De allí que los momentos en que se vuelven a cantar sus canciones –la peña en la que tocan “Mariposa triste”, la versión delicada que Daniela Toro y Samir Petrocelli, hijos de los autores, hacen de “Para ir a buscarte”, la “Zamba para olvidarte” en la voz de Diego Torres, la versión del final de “Cuando tenga la tierra” por Ricardo Mollo y Nadia Larcher- funcionan como puentes a las versiones registradas por el propio Toro que se escuchan en la banda sonora; actualizaciones que dejan en claro el carácter atemporal de la obra, pero por sobre todo la potencia musical y poética que circula desde esas canciones hasta “El antigal” o “Cristo americano”.

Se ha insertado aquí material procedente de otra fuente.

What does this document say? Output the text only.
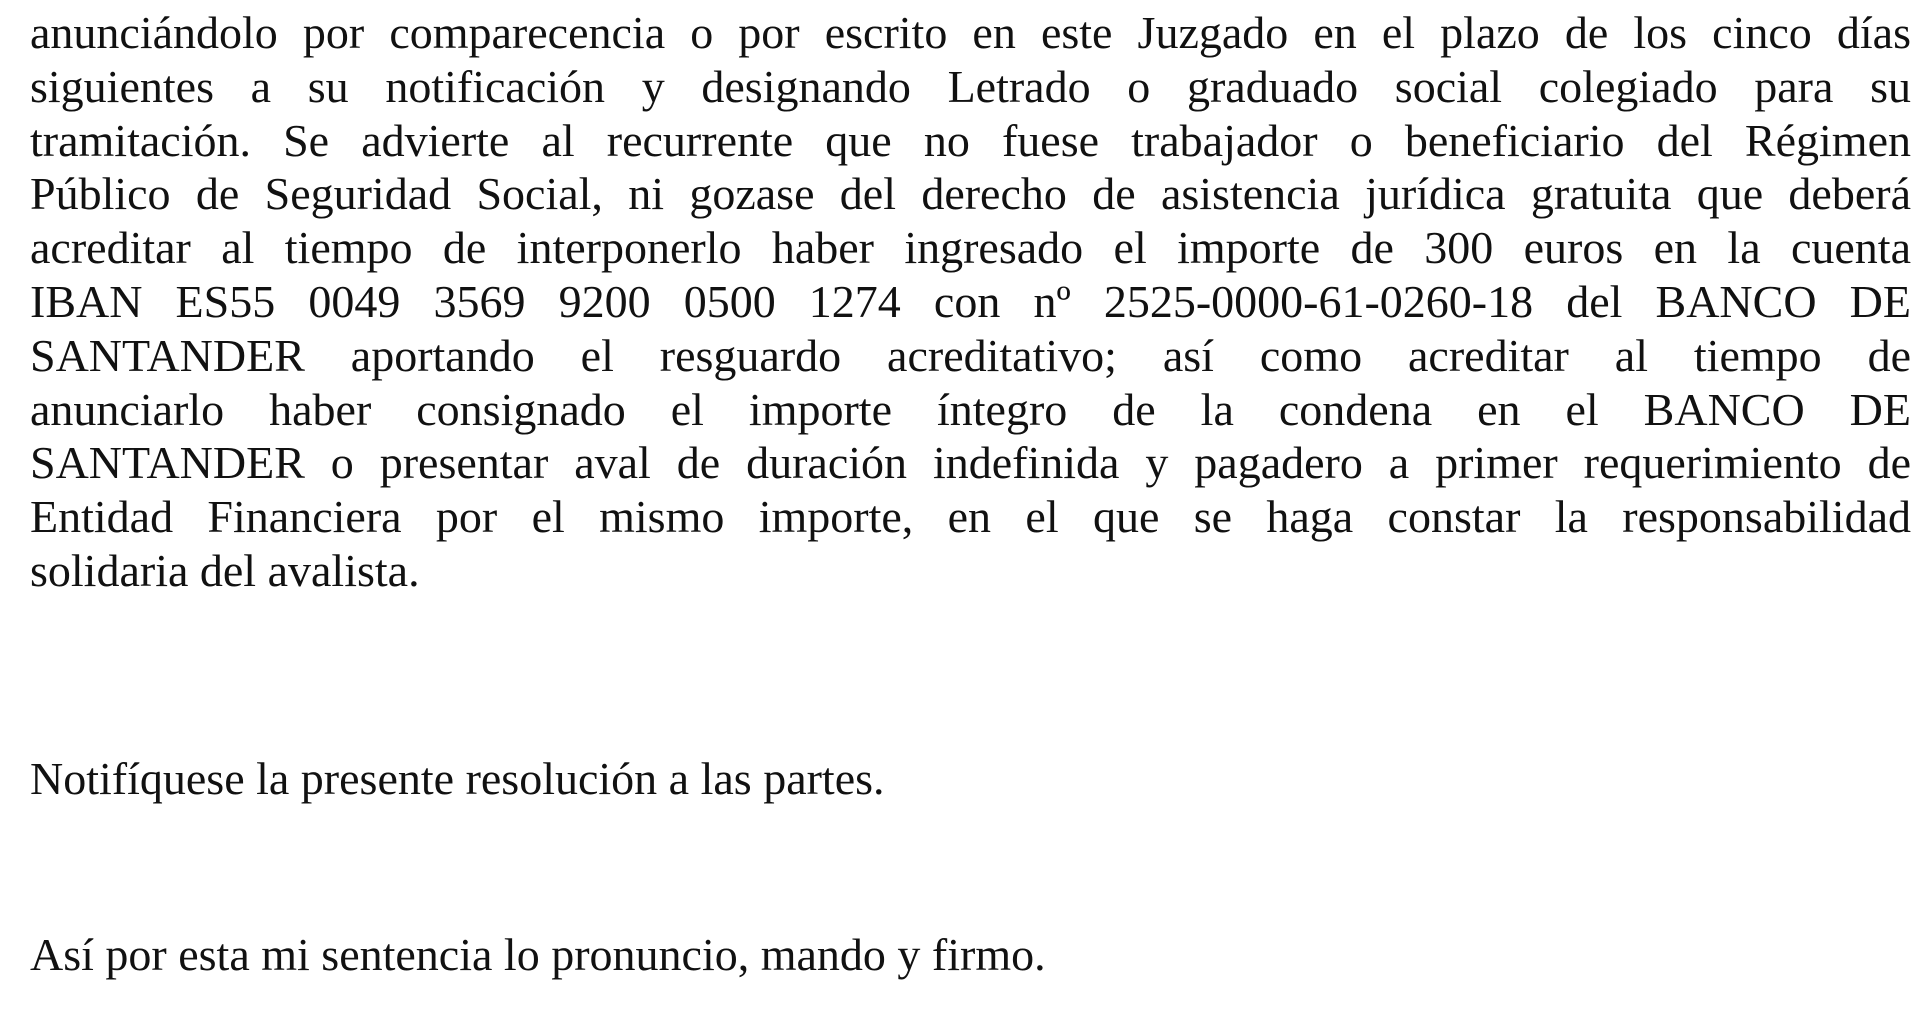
anunciándolo por comparecencia o por escrito en este Juzgado en el plazo de los cinco días
siguientes a su notificación y designando Letrado o graduado social colegiado para su
tramitación. Se advierte al recurrente que no fuese trabajador o beneficiario del Régimen
Público de Seguridad Social, ni gozase del derecho de asistencia jurídica gratuita que deberá
acreditar al tiempo de interponerlo haber ingresado el importe de 300 euros en la cuenta
IBAN ES55 0049 3569 9200 0500 1274 con nº 2525-0000-61-0260-18 del BANCO DE
SANTANDER aportando el resguardo acreditativo; así como acreditar al tiempo de
anunciarlo haber consignado el importe íntegro de la condena en el BANCO DE
SANTANDER o presentar aval de duración indefinida y pagadero a primer requerimiento de
Entidad Financiera por el mismo importe, en el que se haga constar la responsabilidad
solidaria del avalista.

Notifíquese la presente resolución a las partes.

Así por esta mi sentencia lo pronuncio, mando y firmo.
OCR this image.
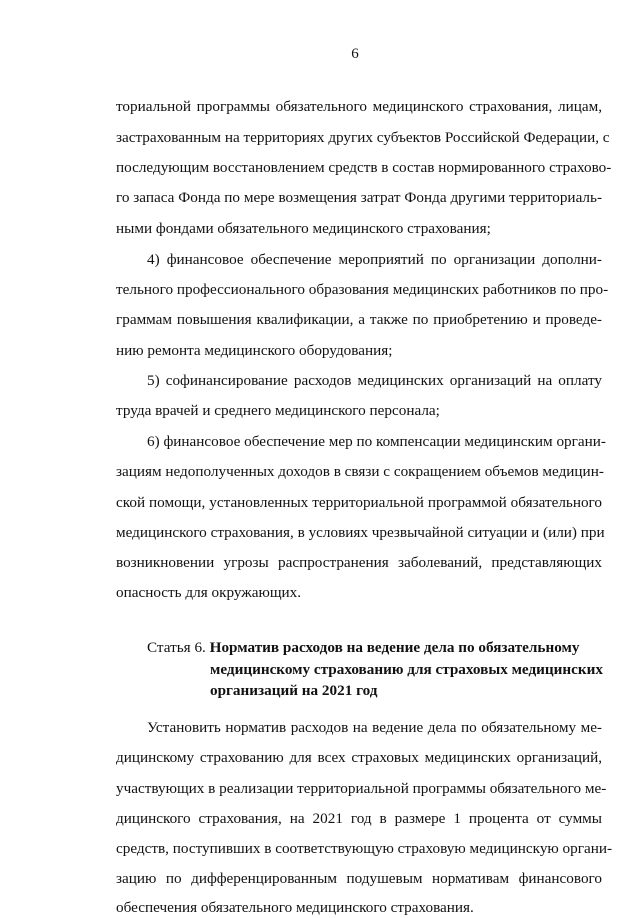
6
ториальной программы обязательного медицинского страхования, лицам,
застрахованным на территориях других субъектов Российской Федерации, с
последующим восстановлением средств в состав нормированного страхово-
го запаса Фонда по мере возмещения затрат Фонда другими территориаль-
ными фондами обязательного медицинского страхования;
4) финансовое обеспечение мероприятий по организации дополни-
тельного профессионального образования медицинских работников по про-
граммам повышения квалификации, а также по приобретению и проведе-
нию ремонта медицинского оборудования;
5) софинансирование расходов медицинских организаций на оплату
труда врачей и среднего медицинского персонала;
6) финансовое обеспечение мер по компенсации медицинским органи-
зациям недополученных доходов в связи с сокращением объемов медицин-
ской помощи, установленных территориальной программой обязательного
медицинского страхования, в условиях чрезвычайной ситуации и (или) при
возникновении угрозы распространения заболеваний, представляющих
опасность для окружающих.
Статья 6. Норматив расходов на ведение дела по обязательному
медицинскому страхованию для страховых медицинских
организаций на 2021 год
Установить норматив расходов на ведение дела по обязательному ме-
дицинскому страхованию для всех страховых медицинских организаций,
участвующих в реализации территориальной программы обязательного ме-
дицинского страхования, на 2021 год в размере 1 процента от суммы
средств, поступивших в соответствующую страховую медицинскую органи-
зацию по дифференцированным подушевым нормативам финансового
обеспечения обязательного медицинского страхования.
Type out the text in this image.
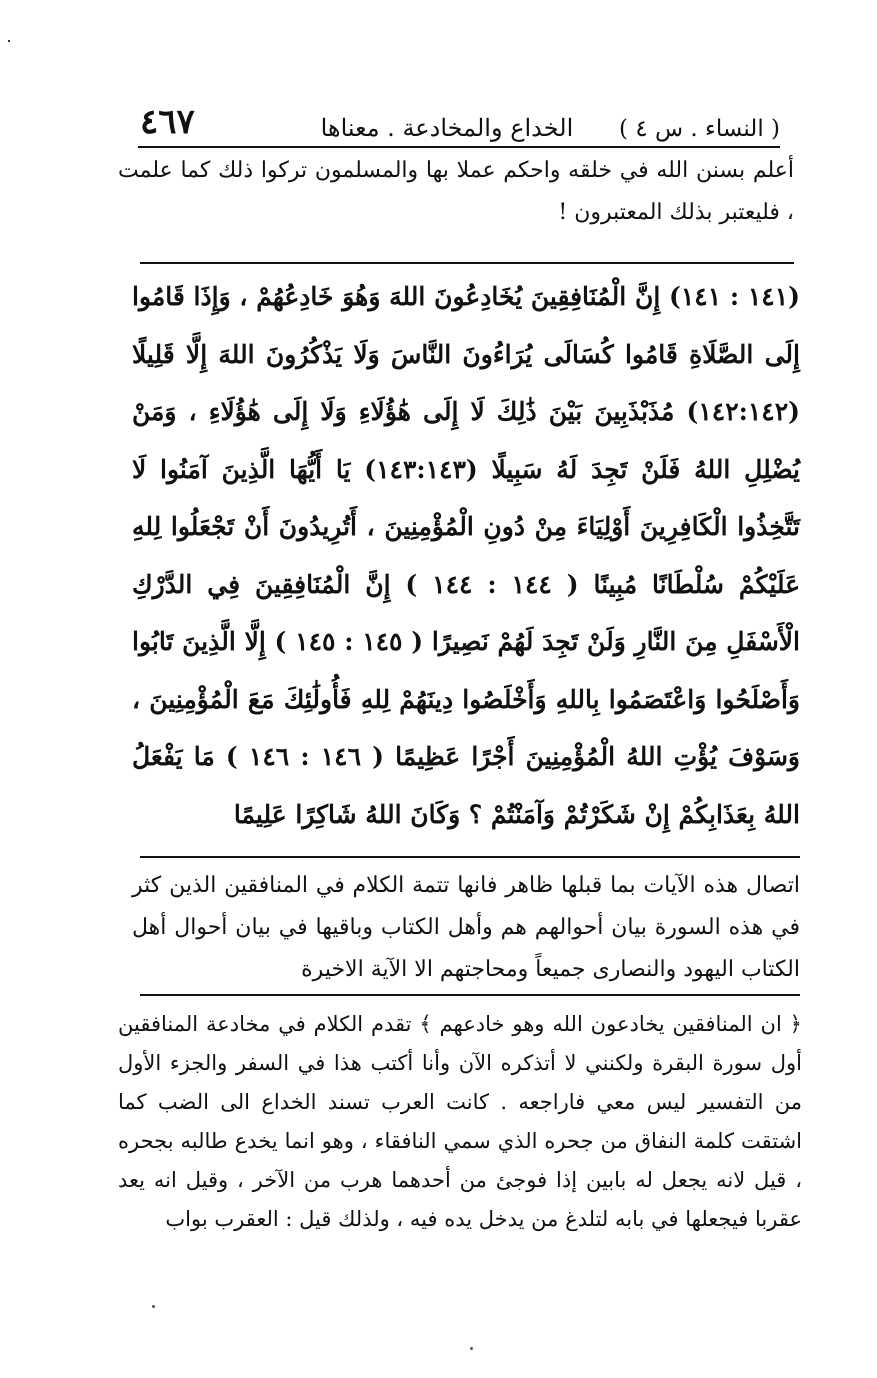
( النساء . س ٤ )
الخداع والمخادعة . معناها
٤٦٧

أعلم بسنن الله في خلقه واحكم عملا بها والمسلمون تركوا ذلك كما علمت ، فليعتبر بذلك المعتبرون !

(١٤١ : ١٤١) إِنَّ الْمُنَافِقِينَ يُخَادِعُونَ اللهَ وَهُوَ خَادِعُهُمْ ، وَإِذَا قَامُوا إِلَى الصَّلَاةِ قَامُوا كُسَالَى يُرَاءُونَ النَّاسَ وَلَا يَذْكُرُونَ اللهَ إِلَّا قَلِيلًا (١٤٢:١٤٢) مُذَبْذَبِينَ بَيْنَ ذَٰلِكَ لَا إِلَى هَٰؤُلَاءِ وَلَا إِلَى هَٰؤُلَاءِ ، وَمَنْ يُضْلِلِ اللهُ فَلَنْ تَجِدَ لَهُ سَبِيلًا (١٤٣:١٤٣) يَا أَيُّهَا الَّذِينَ آمَنُوا لَا تَتَّخِذُوا الْكَافِرِينَ أَوْلِيَاءَ مِنْ دُونِ الْمُؤْمِنِينَ ، أَتُرِيدُونَ أَنْ تَجْعَلُوا لِلهِ عَلَيْكُمْ سُلْطَانًا مُبِينًا ( ١٤٤ : ١٤٤ ) إِنَّ الْمُنَافِقِينَ فِي الدَّرْكِ الْأَسْفَلِ مِنَ النَّارِ وَلَنْ تَجِدَ لَهُمْ نَصِيرًا ( ١٤٥ : ١٤٥ ) إِلَّا الَّذِينَ تَابُوا وَأَصْلَحُوا وَاعْتَصَمُوا بِاللهِ وَأَخْلَصُوا دِينَهُمْ لِلهِ فَأُولَٰئِكَ مَعَ الْمُؤْمِنِينَ ، وَسَوْفَ يُؤْتِ اللهُ الْمُؤْمِنِينَ أَجْرًا عَظِيمًا ( ١٤٦ : ١٤٦ ) مَا يَفْعَلُ اللهُ بِعَذَابِكُمْ إِنْ شَكَرْتُمْ وَآمَنْتُمْ ؟ وَكَانَ اللهُ شَاكِرًا عَلِيمًا

اتصال هذه الآيات بما قبلها ظاهر فانها تتمة الكلام في المنافقين الذين كثر في هذه السورة بيان أحوالهم هم وأهل الكتاب وباقيها في بيان أحوال أهل الكتاب اليهود والنصارى جميعاً ومحاجتهم الا الآية الاخيرة

﴿ ان المنافقين يخادعون الله وهو خادعهم ﴾ تقدم الكلام في مخادعة المنافقين أول سورة البقرة ولكنني لا أتذكره الآن وأنا أكتب هذا في السفر والجزء الأول من التفسير ليس معي فاراجعه . كانت العرب تسند الخداع الى الضب كما اشتقت كلمة النفاق من جحره الذي سمي النافقاء ، وهو انما يخدع طالبه بجحره ، قيل لانه يجعل له بابين إذا فوجئ من أحدهما هرب من الآخر ، وقيل انه يعد عقربا فيجعلها في بابه لتلدغ من يدخل يده فيه ، ولذلك قيل : العقرب بواب
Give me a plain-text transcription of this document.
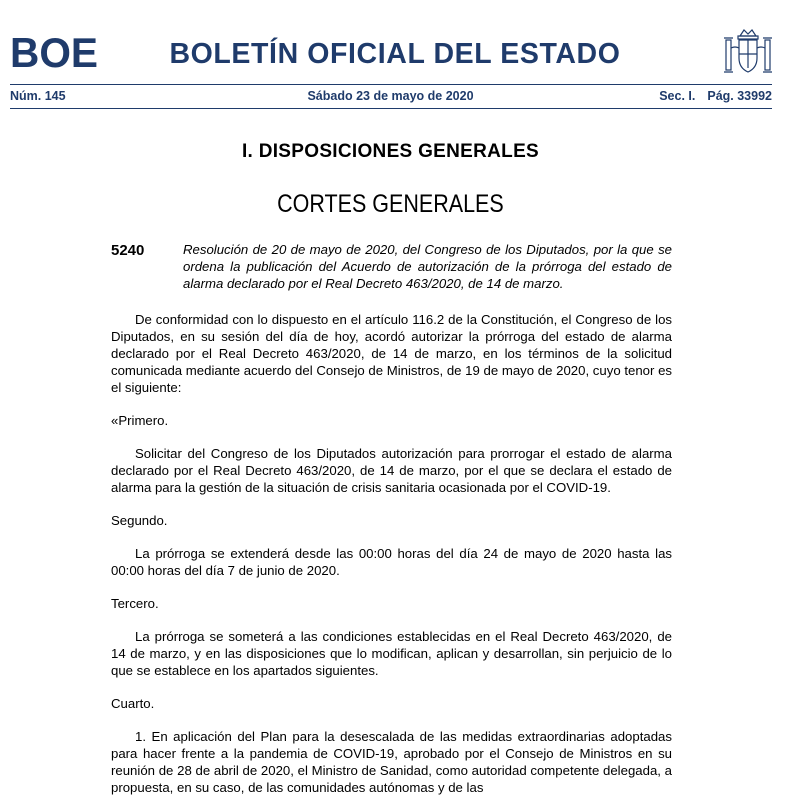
BOE	BOLETÍN OFICIAL DEL ESTADO
Núm. 145	Sábado 23 de mayo de 2020	Sec. I. Pág. 33992
I. DISPOSICIONES GENERALES
CORTES GENERALES
5240	Resolución de 20 de mayo de 2020, del Congreso de los Diputados, por la que se ordena la publicación del Acuerdo de autorización de la prórroga del estado de alarma declarado por el Real Decreto 463/2020, de 14 de marzo.

De conformidad con lo dispuesto en el artículo 116.2 de la Constitución, el Congreso de los Diputados, en su sesión del día de hoy, acordó autorizar la prórroga del estado de alarma declarado por el Real Decreto 463/2020, de 14 de marzo, en los términos de la solicitud comunicada mediante acuerdo del Consejo de Ministros, de 19 de mayo de 2020, cuyo tenor es el siguiente:

«Primero.

Solicitar del Congreso de los Diputados autorización para prorrogar el estado de alarma declarado por el Real Decreto 463/2020, de 14 de marzo, por el que se declara el estado de alarma para la gestión de la situación de crisis sanitaria ocasionada por el COVID-19.

Segundo.

La prórroga se extenderá desde las 00:00 horas del día 24 de mayo de 2020 hasta las 00:00 horas del día 7 de junio de 2020.

Tercero.

La prórroga se someterá a las condiciones establecidas en el Real Decreto 463/2020, de 14 de marzo, y en las disposiciones que lo modifican, aplican y desarrollan, sin perjuicio de lo que se establece en los apartados siguientes.

Cuarto.

1. En aplicación del Plan para la desescalada de las medidas extraordinarias adoptadas para hacer frente a la pandemia de COVID-19, aprobado por el Consejo de Ministros en su reunión de 28 de abril de 2020, el Ministro de Sanidad, como autoridad competente delegada, a propuesta, en su caso, de las comunidades autónomas y de las
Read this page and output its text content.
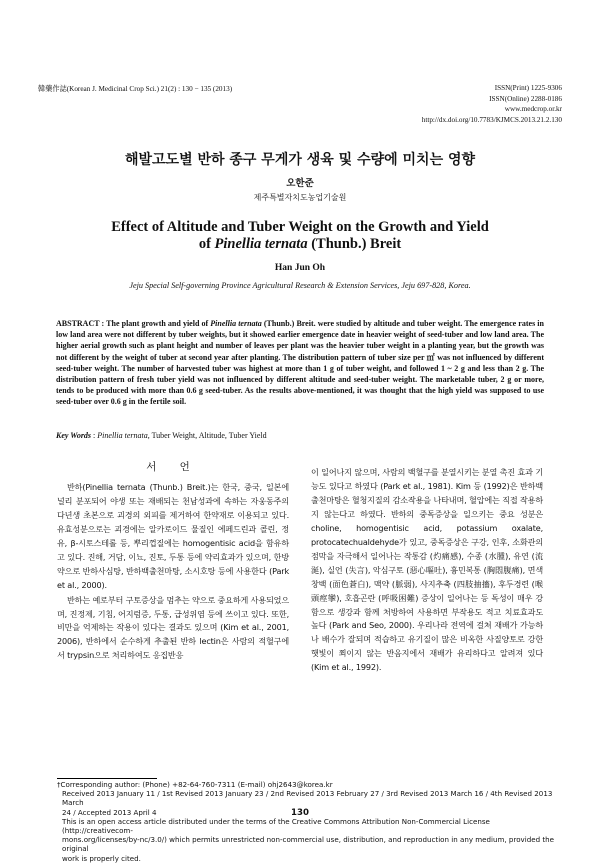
韓藥作誌(Korean J. Medicinal Crop Sci.) 21(2) : 130 − 135 (2013)	ISSN(Print) 1225-9306
ISSN(Online) 2288-0186
www.medcrop.or.kr
http://dx.doi.org/10.7783/KJMCS.2013.21.2.130
해발고도별 반하 종구 무게가 생육 및 수량에 미치는 영향
오한준
제주특별자치도농업기술원
Effect of Altitude and Tuber Weight on the Growth and Yield
of Pinellia ternata (Thunb.) Breit
Han Jun Oh
Jeju Special Self-governing Province Agricultural Research & Extension Services, Jeju 697-828, Korea.
ABSTRACT : The plant growth and yield of Pinellia ternata (Thunb.) Breit. were studied by altitude and tuber weight. The emergence rates in low land area were not different by tuber weights, but it showed earlier emergence date in heavier weight of seed-tuber and low land area. The higher aerial growth such as plant height and number of leaves per plant was the heavier tuber weight in a planting year, but the growth was not different by the weight of tuber at second year after planting. The distribution pattern of tuber size per ㎡ was not influenced by different seed-tuber weight. The number of harvested tuber was highest at more than 1 g of tuber weight, and followed 1 ~ 2 g and less than 2 g. The distribution pattern of fresh tuber yield was not influenced by different altitude and seed-tuber weight. The marketable tuber, 2 g or more, tends to be produced with more than 0.6 g seed-tuber. As the results above-mentioned, it was thought that the high yield was supposed to use seed-tuber over 0.6 g in the fertile soil.
Key Words : Pinellia ternata, Tuber Weight, Altitude, Tuber Yield
서 언

반하(Pinellia ternata (Thunb.) Breit.)는 한국, 중국, 일본에 널리 분포되어 야생 또는 재배되는 천남성과에 속하는 자웅동주의 다년생 초본으로 괴경의 외피를 제거하여 한약재로 이용되고 있다. 유효성분으로는 괴경에는 알카로이드 물질인 에페드린과 콜린, 정유, β-시토스테롤 등, 뿌리껍질에는 homogentisic acid을 함유하고 있다. 진해, 거담, 이뇨, 진토, 두통 등에 약리효과가 있으며, 한방약으로 반하사심탕, 반하백출천마탕, 소시호탕 등에 사용한다 (Park et al., 2000).

반하는 예로부터 구토증상을 멈추는 약으로 중요하게 사용되었으며, 진정제, 기침, 어지럼증, 두통, 급성위염 등에 쓰이고 있다. 또한, 비만을 억제하는 작용이 있다는 결과도 있으며 (Kim et al., 2001, 2006), 반하에서 순수하게 추출된 반하 lectin은 사람의 적혈구에서 trypsin으로 처리하여도 응집반응

이 일어나지 않으며, 사람의 백혈구를 분열시키는 분열 촉진 효과 기능도 있다고 하였다 (Park et al., 1981). Kim 등 (1992)은 반하백출천마탕은 혈청지질의 감소작용을 나타내며, 혈압에는 직접 작용하지 않는다고 하였다. 반하의 중독증상을 일으키는 중요 성분은 choline, homogentisic acid, potassium oxalate, protocatechualdehyde가 있고, 중독증상은 구강, 인후, 소화관의 점막을 자극해서 일어나는 작통감 (灼痛感), 수종 (水腫), 유연 (流涎), 실언 (失言), 악심구토 (惡心嘔吐), 흉민복통 (胸悶腹痛), 면색창백 (面色蒼白), 맥약 (脈弱), 사지추축 (四肢抽搐), 후두경련 (喉頭痙攣), 호흡곤란 (呼吸困難) 증상이 일어나는 등 독성이 매우 강함으로 생강과 함께 처방하여 사용하면 부작용도 적고 치료효과도 높다 (Park and Seo, 2000). 우리나라 전역에 걸쳐 재배가 가능하나 배수가 잘되며 적습하고 유기질이 많은 비옥한 사질양토로 강한 햇빛이 쬐이지 않는 반음지에서 재배가 유리하다고 알려져 있다 (Kim et al., 1992).

†Corresponding author: (Phone) +82-64-760-7311 (E-mail) ohj2643@korea.kr
Received 2013 January 11 / 1st Revised 2013 January 23 / 2nd Revised 2013 February 27 / 3rd Revised 2013 March 16 / 4th Revised 2013 March
24 / Accepted 2013 April 4
This is an open access article distributed under the terms of the Creative Commons Attribution Non-Commercial License (http://creativecom-
mons.org/licenses/by-nc/3.0/) which permits unrestricted non-commercial use, distribution, and reproduction in any medium, provided the original
work is properly cited.
130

Para reforzar esa idea, el documental se vale además de dos elementos concurrentes. Por un lado, la ubicación de Daniel Toro en un espacio específico en el que es el producto destilado de una herencia que no se remite solo a Los Nombradores, el grupo en el que surgió, sino de la obra –de la poética- de Agustín Magaldi y de Gardel y Le Pera. Pero que también se plantea como referencia hacia lo que vino después. No se trata solamente de la referencia que José Ceña hace de la relación entre el folclore y el surgimiento del rock nacional –y de la cual el momento en el que se recupera a Miguel Abuelo cantando “Vidala para mi sombra” funciona como síntesis casi perfecta-, sino de lo que no se dice de manera explícita pero se intuye: ver por caso, en Abel Pintos, una derivación de la corriente más cercana al romanticismo de la poética de Toro.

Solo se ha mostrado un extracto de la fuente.